Pemulung Kecil yang Bermimpi Menjadi Guru.



Penulis : Koko

Gambar dibuat : Koko


??Cerita.


Namanya Jono, seorang anak berusia 10 tahun. Sehari-hari ia berjalan melintasi jalanan dengan karung di bahunya, memungut botol plastik dan kardus bekas. Di saat anak-anak lain berangkat ke sekolah dengan seragam rapi, Jono hanya bisa melihat dari jauh sambil menunduk, menahan rasa iri yang dalam.


Ia bukan tidak ingin sekolah. Justru, dia sangat ingin belajar. Namun keadaan ekonomi membuatnya harus ikut membantu ibunya mencari nafkah setelah ayahnya meninggal. Dengan kaki kecilnya yang kotor dan baju compang-camping, Jono tetap melangkah, membawa mimpi yang ia simpan erat di dalam hati.


Dibalik sederhananya, Jono punya mimpi yang tak pernah ia ceritakan pada banyak orang: ia ingin menjadi seorang guru. Ia sering berdiri di depan cermin pecah di rumahnya, lalu menirukan cara guru mengajar yang pernah ia lihat dari anak-anak tetangganya.


“Kalau aku jadi guru, aku akan bikin semua anak bisa baca dan tulis, biar gak ada yang sedih kayak aku,” ucapnya lirih sambil tersenyum pada bayangan dirinya sendiri.


Setiap kali menemukan buku bekas di tempat sampah, Jono membawanya pulang. Meski halamannya sobek, tintanya pudar, ia tetap membacanya dengan penuh semangat, seolah buku itu adalah harta yang paling berharga.


Tak jarang, Jono diejek oleh teman sebaya. “Hei pemulung kecil, bau sampah!” teriakan beberapa anak sekolah. Jono hanya diam, menunduk, lalu berjalan menjauh. Ia tidak marah, hanya hatinya yang binasa.


Malam hari, ketika tubuhnya lelah, ia sering menangis diam-diam. Ia bertanya pada ibunya, “Bu, apa aku bisa jadi guru suatu hari nanti?”

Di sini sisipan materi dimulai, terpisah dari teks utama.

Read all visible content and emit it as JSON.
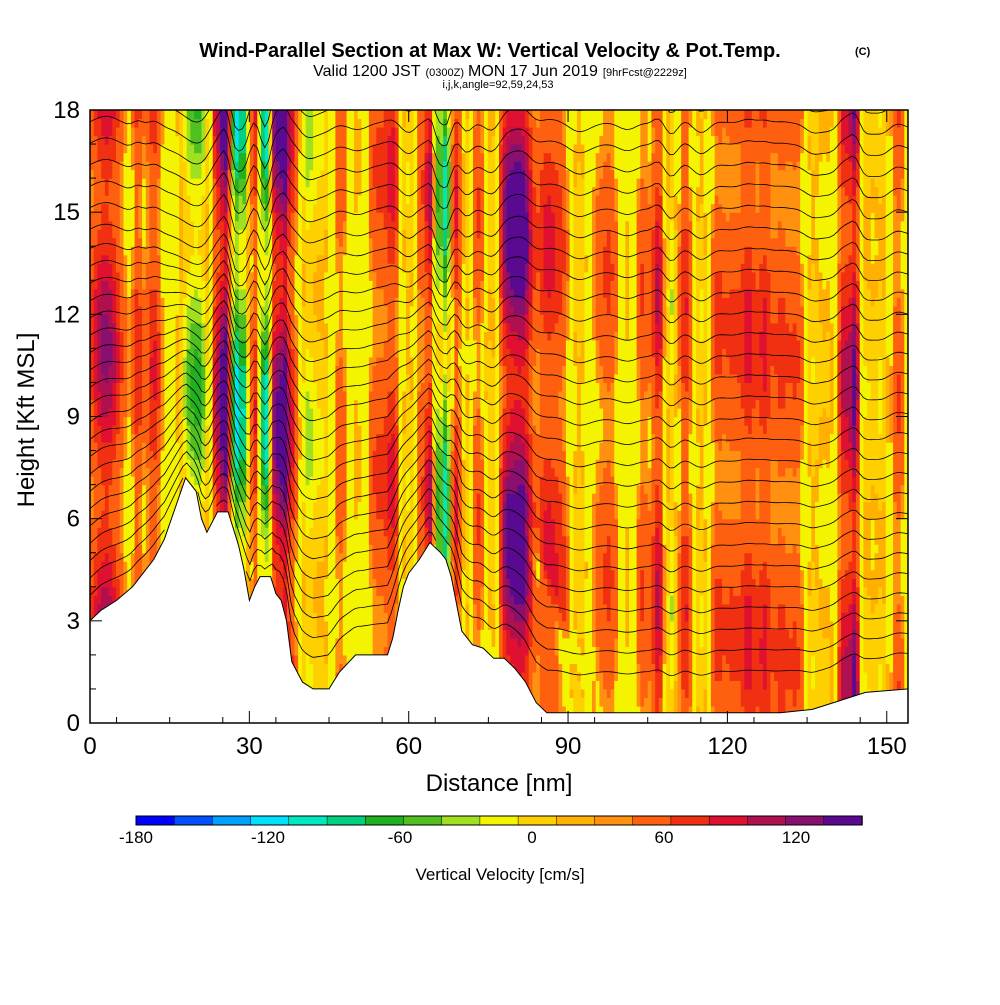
{
  "chart_data": {
    "type": "heatmap",
    "title": "Wind-Parallel Section at Max W: Vertical Velocity & Pot.Temp.",
    "title_mark": "(C)",
    "subtitle": {
      "prefix": "Valid 1200 JST",
      "utc": "(0300Z)",
      "date": "MON 17 Jun 2019",
      "forecast": "[9hrFcst@2229z]"
    },
    "subtitle2": "i,j,k,angle=92,59,24,53",
    "xlabel": "Distance [nm]",
    "ylabel": "Height [Kft MSL]",
    "xlim": [
      0,
      154
    ],
    "ylim": [
      0,
      18
    ],
    "xticks": [
      0,
      30,
      60,
      90,
      120,
      150
    ],
    "xtick_labels": [
      "0",
      "30",
      "60",
      "90",
      "120",
      "150"
    ],
    "yticks": [
      0,
      3,
      6,
      9,
      12,
      15,
      18
    ],
    "ytick_labels": [
      "0",
      "3",
      "6",
      "9",
      "12",
      "15",
      "18"
    ],
    "colorbar": {
      "label": "Vertical Velocity [cm/s]",
      "min": -180,
      "max": 150,
      "step": 15,
      "tick_values": [
        -180,
        -120,
        -60,
        0,
        60,
        120
      ],
      "tick_labels": [
        "-180",
        "-120",
        "-60",
        "0",
        "60",
        "120"
      ],
      "colors": [
        "#0000ff",
        "#0050ff",
        "#00a0ff",
        "#00e0ff",
        "#00e8c0",
        "#00d080",
        "#20b020",
        "#50c020",
        "#a0e020",
        "#f4f400",
        "#ffd000",
        "#ffb000",
        "#ff9010",
        "#ff6010",
        "#f03010",
        "#e01030",
        "#b01050",
        "#8a1070",
        "#5a0a90"
      ]
    },
    "terrain": [
      [
        0,
        3.0
      ],
      [
        2,
        3.3
      ],
      [
        5,
        3.6
      ],
      [
        8,
        4.0
      ],
      [
        10,
        4.4
      ],
      [
        12,
        4.8
      ],
      [
        14,
        5.4
      ],
      [
        16,
        6.3
      ],
      [
        18,
        7.2
      ],
      [
        20,
        6.8
      ],
      [
        21,
        6.0
      ],
      [
        22,
        5.6
      ],
      [
        24,
        6.2
      ],
      [
        26,
        6.2
      ],
      [
        28,
        5.2
      ],
      [
        29,
        4.5
      ],
      [
        30,
        3.6
      ],
      [
        31,
        4.0
      ],
      [
        32,
        4.3
      ],
      [
        34,
        4.3
      ],
      [
        35,
        3.8
      ],
      [
        36,
        3.6
      ],
      [
        37,
        3.0
      ],
      [
        38,
        1.8
      ],
      [
        40,
        1.2
      ],
      [
        42,
        1.0
      ],
      [
        45,
        1.0
      ],
      [
        47,
        1.5
      ],
      [
        50,
        2.0
      ],
      [
        56,
        2.0
      ],
      [
        57,
        2.5
      ],
      [
        58,
        3.3
      ],
      [
        59,
        4.0
      ],
      [
        60,
        4.4
      ],
      [
        62,
        4.8
      ],
      [
        64,
        5.3
      ],
      [
        66,
        5.0
      ],
      [
        67,
        4.8
      ],
      [
        68,
        4.3
      ],
      [
        69,
        3.5
      ],
      [
        70,
        2.7
      ],
      [
        72,
        2.3
      ],
      [
        74,
        2.2
      ],
      [
        76,
        1.9
      ],
      [
        78,
        1.9
      ],
      [
        80,
        1.6
      ],
      [
        82,
        1.2
      ],
      [
        84,
        0.6
      ],
      [
        86,
        0.3
      ],
      [
        90,
        0.3
      ],
      [
        100,
        0.3
      ],
      [
        110,
        0.3
      ],
      [
        124,
        0.3
      ],
      [
        130,
        0.3
      ],
      [
        136,
        0.4
      ],
      [
        140,
        0.6
      ],
      [
        146,
        0.9
      ],
      [
        154,
        1.0
      ]
    ],
    "bands": [
      [
        3,
        5,
        3
      ],
      [
        9,
        2.5,
        1
      ],
      [
        12,
        3,
        1.5
      ],
      [
        19,
        -4,
        2
      ],
      [
        21,
        -3,
        1.5
      ],
      [
        24,
        4,
        1.2
      ],
      [
        25.5,
        7,
        0.9
      ],
      [
        27.5,
        -8,
        0.9
      ],
      [
        29,
        -6,
        0.8
      ],
      [
        31,
        3,
        0.8
      ],
      [
        33,
        -8,
        0.9
      ],
      [
        35,
        6,
        0.9
      ],
      [
        36.5,
        7,
        0.8
      ],
      [
        38,
        3,
        1.2
      ],
      [
        41,
        -3,
        1.5
      ],
      [
        44,
        -2,
        2
      ],
      [
        47,
        2,
        2
      ],
      [
        50,
        -1,
        2
      ],
      [
        54,
        2,
        2
      ],
      [
        57,
        3,
        1.5
      ],
      [
        60,
        -2,
        1.5
      ],
      [
        62,
        2,
        1
      ],
      [
        64,
        4,
        1
      ],
      [
        65.5,
        -5,
        0.7
      ],
      [
        67,
        -7,
        0.8
      ],
      [
        69,
        3,
        1
      ],
      [
        71,
        -2,
        1
      ],
      [
        73,
        2,
        1.5
      ],
      [
        76,
        -2,
        1.5
      ],
      [
        78,
        3,
        1.5
      ],
      [
        80,
        6,
        2
      ],
      [
        82,
        4,
        1.5
      ],
      [
        86,
        3,
        2
      ],
      [
        89,
        2,
        2
      ],
      [
        92,
        -2,
        2
      ],
      [
        95,
        1,
        2
      ],
      [
        98,
        2,
        2
      ],
      [
        101,
        -1,
        2
      ],
      [
        104,
        2,
        1.5
      ],
      [
        107,
        4,
        1.2
      ],
      [
        109.5,
        -3,
        1.2
      ],
      [
        112,
        3,
        1.5
      ],
      [
        115,
        -2,
        1.5
      ],
      [
        118,
        2,
        1.5
      ],
      [
        121,
        2,
        2
      ],
      [
        124,
        3,
        1.5
      ],
      [
        127,
        3,
        1.5
      ],
      [
        130,
        2,
        1.5
      ],
      [
        133,
        2,
        2
      ],
      [
        136,
        -2,
        1.5
      ],
      [
        139,
        -1,
        1.5
      ],
      [
        142,
        4,
        1.2
      ],
      [
        144,
        6,
        1
      ],
      [
        146,
        -2,
        1.5
      ],
      [
        149,
        -2,
        1.5
      ],
      [
        152,
        2,
        1.5
      ]
    ],
    "contour_levels": 28
  }
}
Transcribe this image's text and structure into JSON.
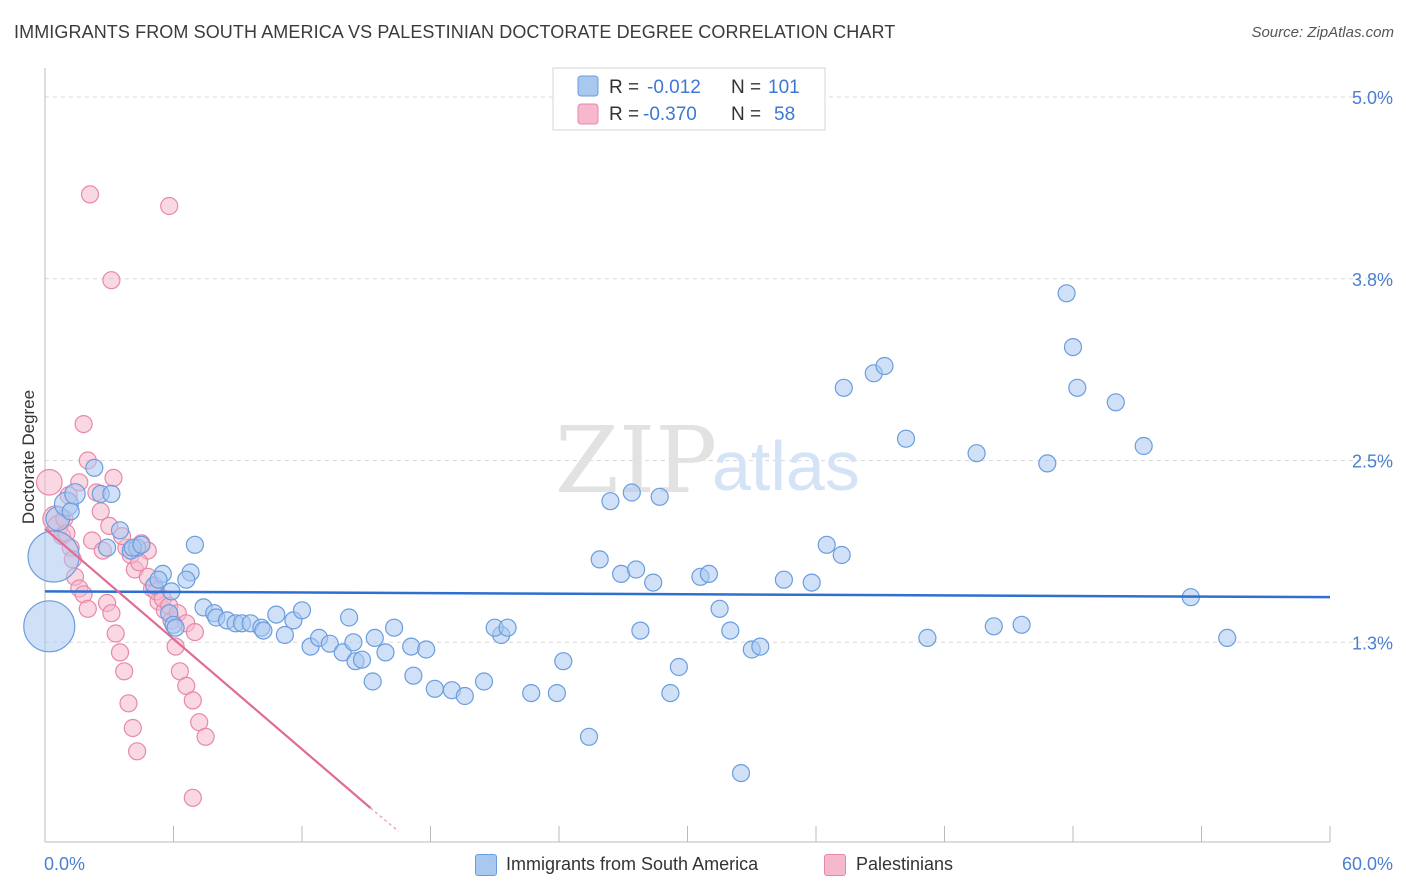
{
  "header": {
    "title": "IMMIGRANTS FROM SOUTH AMERICA VS PALESTINIAN DOCTORATE DEGREE CORRELATION CHART",
    "source": "Source: ZipAtlas.com"
  },
  "watermark": {
    "zip": "ZIP",
    "atlas": "atlas"
  },
  "stats": [
    {
      "r_label": "R =",
      "r": "-0.012",
      "n_label": "N =",
      "n": "101"
    },
    {
      "r_label": "R =",
      "r": "-0.370",
      "n_label": "N =",
      "n": "58"
    }
  ],
  "colors": {
    "blue_fill": "#a9c8f0",
    "blue_stroke": "#6a9ddf",
    "blue_line": "#2e6fcf",
    "pink_fill": "#f6b8cc",
    "pink_stroke": "#e888a8",
    "pink_line": "#e26b96",
    "tick_label": "#4a7fd1",
    "grid": "#d8d8d8"
  },
  "chart_data": {
    "type": "scatter",
    "title": "IMMIGRANTS FROM SOUTH AMERICA VS PALESTINIAN DOCTORATE DEGREE CORRELATION CHART",
    "xlabel": "",
    "ylabel": "Doctorate Degree",
    "xlim": [
      0,
      60
    ],
    "ylim": [
      0,
      5.1
    ],
    "x_tick_labels": {
      "left": "0.0%",
      "right": "60.0%"
    },
    "y_ticks": [
      {
        "value": 1.25,
        "label": "1.3%"
      },
      {
        "value": 2.5,
        "label": "2.5%"
      },
      {
        "value": 3.75,
        "label": "3.8%"
      },
      {
        "value": 5.0,
        "label": "5.0%"
      }
    ],
    "legend": [
      "Immigrants from South America",
      "Palestinians"
    ],
    "series": [
      {
        "name": "Immigrants from South America",
        "trendline": {
          "x0": 0,
          "y0": 1.6,
          "x1": 60,
          "y1": 1.56
        },
        "points": [
          [
            0.2,
            1.36,
            3
          ],
          [
            0.4,
            1.84,
            3
          ],
          [
            0.6,
            2.1,
            1.4
          ],
          [
            1.0,
            2.2,
            1.4
          ],
          [
            1.2,
            2.15,
            1
          ],
          [
            1.4,
            2.27,
            1.2
          ],
          [
            2.3,
            2.45,
            1
          ],
          [
            2.6,
            2.27,
            1
          ],
          [
            3.1,
            2.27,
            1
          ],
          [
            2.9,
            1.9,
            1
          ],
          [
            3.5,
            2.02,
            1
          ],
          [
            4.0,
            1.88,
            1
          ],
          [
            4.3,
            1.9,
            1
          ],
          [
            4.1,
            1.9,
            1
          ],
          [
            4.5,
            1.92,
            1
          ],
          [
            5.1,
            1.64,
            1
          ],
          [
            5.5,
            1.72,
            1
          ],
          [
            5.3,
            1.68,
            1
          ],
          [
            5.8,
            1.45,
            1
          ],
          [
            5.9,
            1.6,
            1
          ],
          [
            6.0,
            1.37,
            1
          ],
          [
            6.1,
            1.35,
            1
          ],
          [
            6.8,
            1.73,
            1
          ],
          [
            6.6,
            1.68,
            1
          ],
          [
            7.0,
            1.92,
            1
          ],
          [
            7.4,
            1.49,
            1
          ],
          [
            7.9,
            1.45,
            1
          ],
          [
            8.0,
            1.42,
            1
          ],
          [
            8.5,
            1.4,
            1
          ],
          [
            8.9,
            1.38,
            1
          ],
          [
            9.2,
            1.38,
            1
          ],
          [
            9.6,
            1.38,
            1
          ],
          [
            10.1,
            1.35,
            1
          ],
          [
            10.2,
            1.33,
            1
          ],
          [
            10.8,
            1.44,
            1
          ],
          [
            11.2,
            1.3,
            1
          ],
          [
            11.6,
            1.4,
            1
          ],
          [
            12.0,
            1.47,
            1
          ],
          [
            12.4,
            1.22,
            1
          ],
          [
            12.8,
            1.28,
            1
          ],
          [
            13.3,
            1.24,
            1
          ],
          [
            13.9,
            1.18,
            1
          ],
          [
            14.4,
            1.25,
            1
          ],
          [
            14.2,
            1.42,
            1
          ],
          [
            14.5,
            1.12,
            1
          ],
          [
            14.8,
            1.13,
            1
          ],
          [
            15.4,
            1.28,
            1
          ],
          [
            15.3,
            0.98,
            1
          ],
          [
            15.9,
            1.18,
            1
          ],
          [
            16.3,
            1.35,
            1
          ],
          [
            17.1,
            1.22,
            1
          ],
          [
            17.2,
            1.02,
            1
          ],
          [
            17.8,
            1.2,
            1
          ],
          [
            18.2,
            0.93,
            1
          ],
          [
            19.0,
            0.92,
            1
          ],
          [
            19.6,
            0.88,
            1
          ],
          [
            20.5,
            0.98,
            1
          ],
          [
            21.3,
            1.3,
            1
          ],
          [
            21.0,
            1.35,
            1
          ],
          [
            21.6,
            1.35,
            1
          ],
          [
            22.7,
            0.9,
            1
          ],
          [
            23.9,
            0.9,
            1
          ],
          [
            24.2,
            1.12,
            1
          ],
          [
            25.4,
            0.6,
            1
          ],
          [
            25.9,
            1.82,
            1
          ],
          [
            26.4,
            2.22,
            1
          ],
          [
            26.9,
            1.72,
            1
          ],
          [
            27.4,
            2.28,
            1
          ],
          [
            27.6,
            1.75,
            1
          ],
          [
            27.8,
            1.33,
            1
          ],
          [
            28.4,
            1.66,
            1
          ],
          [
            28.7,
            2.25,
            1
          ],
          [
            29.2,
            0.9,
            1
          ],
          [
            29.6,
            1.08,
            1
          ],
          [
            30.6,
            1.7,
            1
          ],
          [
            31.0,
            1.72,
            1
          ],
          [
            31.5,
            1.48,
            1
          ],
          [
            32.5,
            0.35,
            1
          ],
          [
            32.0,
            1.33,
            1
          ],
          [
            33.0,
            1.2,
            1
          ],
          [
            33.4,
            1.22,
            1
          ],
          [
            34.5,
            1.68,
            1
          ],
          [
            35.8,
            1.66,
            1
          ],
          [
            36.5,
            1.92,
            1
          ],
          [
            37.2,
            1.85,
            1
          ],
          [
            38.7,
            3.1,
            1
          ],
          [
            37.3,
            3.0,
            1
          ],
          [
            39.2,
            3.15,
            1
          ],
          [
            40.2,
            2.65,
            1
          ],
          [
            41.2,
            1.28,
            1
          ],
          [
            43.5,
            2.55,
            1
          ],
          [
            44.3,
            1.36,
            1
          ],
          [
            45.6,
            1.37,
            1
          ],
          [
            46.8,
            2.48,
            1
          ],
          [
            47.7,
            3.65,
            1
          ],
          [
            48.0,
            3.28,
            1
          ],
          [
            48.2,
            3.0,
            1
          ],
          [
            50.0,
            2.9,
            1
          ],
          [
            51.3,
            2.6,
            1
          ],
          [
            53.5,
            1.56,
            1
          ],
          [
            55.2,
            1.28,
            1
          ]
        ]
      },
      {
        "name": "Palestinians",
        "trendline": {
          "x0": 0,
          "y0": 2.03,
          "x1": 15.2,
          "y1": 0.11,
          "dashed_to": {
            "x": 16.5,
            "y": -0.05
          }
        },
        "points": [
          [
            0.2,
            2.35,
            1.5
          ],
          [
            0.5,
            2.1,
            1.5
          ],
          [
            0.6,
            2.05,
            1.2
          ],
          [
            0.8,
            1.98,
            1
          ],
          [
            0.9,
            2.1,
            1
          ],
          [
            1.0,
            2.0,
            1
          ],
          [
            1.2,
            1.9,
            1
          ],
          [
            1.3,
            1.82,
            1
          ],
          [
            1.4,
            1.7,
            1
          ],
          [
            1.6,
            1.62,
            1
          ],
          [
            1.8,
            1.58,
            1
          ],
          [
            2.0,
            1.48,
            1
          ],
          [
            2.2,
            1.95,
            1
          ],
          [
            2.4,
            2.28,
            1
          ],
          [
            2.7,
            1.88,
            1
          ],
          [
            2.9,
            1.52,
            1
          ],
          [
            3.1,
            1.45,
            1
          ],
          [
            3.3,
            1.31,
            1
          ],
          [
            3.5,
            1.18,
            1
          ],
          [
            3.7,
            1.05,
            1
          ],
          [
            3.9,
            0.83,
            1
          ],
          [
            4.1,
            0.66,
            1
          ],
          [
            4.3,
            0.5,
            1
          ],
          [
            4.5,
            1.93,
            1
          ],
          [
            4.8,
            1.88,
            1
          ],
          [
            5.0,
            1.62,
            1
          ],
          [
            5.3,
            1.53,
            1
          ],
          [
            5.6,
            1.47,
            1
          ],
          [
            5.9,
            1.4,
            1
          ],
          [
            6.1,
            1.22,
            1
          ],
          [
            6.3,
            1.05,
            1
          ],
          [
            6.6,
            0.95,
            1
          ],
          [
            6.9,
            0.85,
            1
          ],
          [
            7.2,
            0.7,
            1
          ],
          [
            7.5,
            0.6,
            1
          ],
          [
            1.8,
            2.75,
            1
          ],
          [
            3.2,
            2.38,
            1
          ],
          [
            3.8,
            1.9,
            1
          ],
          [
            4.2,
            1.75,
            1
          ],
          [
            1.1,
            2.26,
            1
          ],
          [
            1.6,
            2.35,
            1
          ],
          [
            2.0,
            2.5,
            1
          ],
          [
            2.6,
            2.15,
            1
          ],
          [
            3.0,
            2.05,
            1
          ],
          [
            3.6,
            1.98,
            1
          ],
          [
            4.0,
            1.85,
            1
          ],
          [
            4.4,
            1.8,
            1
          ],
          [
            4.8,
            1.7,
            1
          ],
          [
            5.2,
            1.6,
            1
          ],
          [
            5.5,
            1.55,
            1
          ],
          [
            5.8,
            1.5,
            1
          ],
          [
            6.2,
            1.45,
            1
          ],
          [
            6.6,
            1.38,
            1
          ],
          [
            7.0,
            1.32,
            1
          ],
          [
            2.1,
            4.33,
            1
          ],
          [
            5.8,
            4.25,
            1
          ],
          [
            3.1,
            3.74,
            1
          ],
          [
            6.9,
            0.18,
            1
          ]
        ]
      }
    ]
  }
}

Ibunya terdiam, matanya jatuh tanpa bisa ditahan. Ia memeluk Jono erat-erat dan berkata, “Nak, jangan berhenti bermimpi. Ibu percaya kamu bisa, meski sekarang kita harus susah payah dulu.”


Kata-kata itu menjadi api kecil yang terus menjaga semangat Jono, meski dunia sering meremehkannya.


Suatu hari, seorang guru melihat Jono sedang membaca buku sobek di pinggir jalan. Ia terkejut dengan kesungguhan anak itu. Guru tersebut lalu mendekat dan berkata, “Nak, kamu suka belajar?”


Dengan mata berbinar, Jono mengangguk. “Aku ingin jadi guru, Pak. Tapi aku nggak sekolah…”


Guru itu tersenyum, menepuk pundaknya, lalu berkata, “Mulai besok, datanglah ke sekolah. Kamu boleh ikut belajar, meski tanpa seragam. Ilmu itu untuk semua orang.”


Hari itu, hati Jono seperti diterangi cahaya. Untuk pertama kalinya, ia merasakan ada yang membuka pintu bagi mimpinya.


Sejak hari itu, Jono belajar dengan penuh semangat. Ia tetap memulung setiap pagi untuk membantu ibunya, lalu berangkat ke sekolah dengan buku-buku bekas yang ia temukan. Walau sering mati karena kemunculannya, ia tidak peduli.


Setiap kali ia berdiri di depan papan tulis sebagai murid, ia membayangkan suatu hari akan berdiri di sana sebagai guru. Ia percaya, meski hidupnya penuh keterbatasan, mimpi tidak boleh mati.


Jono mengajarkan pada dunia bahwa seorang pemulung kecil pun berhak bermimpi besar. Dan terkadang, justru dari hati yang paling terluka, lahirlah semangat yang paling kuat untuk mengubah masa depan.


?Pertanyaan :


????Menurutmu, apakah kemiskinan boleh menjadi alasan untuk berhenti bermimpi, atau justru menjadi alasan untuk terus berjuang keras meraih cita-cita?